PBS Allows Guest to Claim Medicaid ‘Isn’t Breaking the Bank’

May 25th, 2017 1:59 PM

Did you know that Medicaid spending isn’t even a big deal? So says Sasha Pudelski, a spokesperson for of the DC lobbying outfit AASA, when she was interviewed by PBS’s William Brangham who didn’t seem to find anything wrong with that statement.

After expressing how "surprised" he was by the scope of Medicaid, reporter William Brangham began with, “I didn’t appreciate fully how reliant special ed services are on Medicaid. Can you give us a sense of how crucial they are to those budgets?”

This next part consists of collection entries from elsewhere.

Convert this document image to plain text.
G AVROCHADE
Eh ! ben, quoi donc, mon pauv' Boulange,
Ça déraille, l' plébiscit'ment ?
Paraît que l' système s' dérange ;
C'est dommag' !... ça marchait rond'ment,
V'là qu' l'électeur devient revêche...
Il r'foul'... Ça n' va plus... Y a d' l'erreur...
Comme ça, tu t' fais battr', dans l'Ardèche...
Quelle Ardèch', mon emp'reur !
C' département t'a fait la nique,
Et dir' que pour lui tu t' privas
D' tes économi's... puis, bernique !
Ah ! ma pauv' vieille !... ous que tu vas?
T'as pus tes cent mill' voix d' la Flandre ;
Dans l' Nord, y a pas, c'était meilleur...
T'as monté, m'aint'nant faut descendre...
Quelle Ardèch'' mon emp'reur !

Not mentioning any figures of the cost of the program to the federal government, Brangham instead went on to ask what her main concern for school districts were. Her reply: "The main concern is, by this major federal disinvestment in Medicaid, we’re going to have states having to pick up the tab. And if school districts are competing with hospitals and clinics and other providers for scarce dollars, I don’t see how a governor or state Medicaid director or state legislature is going to decide schools need this money, not a hospital, not a doctor."

That’s right folks, Ms. Pudelski is worried a government official is going to have to actually allocate money based on the needs of their constituents. The horror! But that's not even the most shocking part of this ‘interview’ with the Medicaid hardliner. Trying to show some semblance of impartiality, Brangham forced himself to give an argument against her proposals, saying "The Republicans would argue, we have federal deficits that are going to be massive in the future, and we have to address some of these programs like Medicaid, and that these are cuts that are just fiscally smart. I mean, how do you respond to that?"

She replied: “It’s not kids that are breaking the Medicaid bank, if the bank is even being broken, which I contend it’s not.” After she finished her statement, Brangham moved on, not mentioning that according to Pudelski’s own organization the special ed program would cost the federal government around $40 Billion over ten years, or that 60% of children with special needs already use private alternatives to Medicaid.

Mind you that the federal budget is projected to increase under the Trump Administration, just at a slower pace than under Obama. The proposed budget leaves Social Security and Medicare untouched, while committing to an over $4.7 Trillion investment in Medicaid over ten years. This would be in addition to individual state Medicaid investments, averaging 31% of what the federal government commits to. All of these facts and figures were available to the public, yet none managed to get mentioned in any part of the interview.

Brangham concluded the interview by summarizing her points for her, saying “So, what you’re talking about is really cuts that are really not just for this one dedicated population, but for potentially every student in a public school district.” She gleefully replied: 

Absolutely. When you go to a school nurse’s office they don’t ask are you Medicaid-eligible? They take your temperature and find out whether you need to go home. So this is someone who benefits every child, just like a mental health practitioner in the school. And when we no longer can afford their services because they’re subsidized via Medicaid, every child in that building will be hurt. Bet you didn’t know you needed a specialist to take your child’s temperature, or that your kid’s sick days were costing you $4 Billion dollars a year!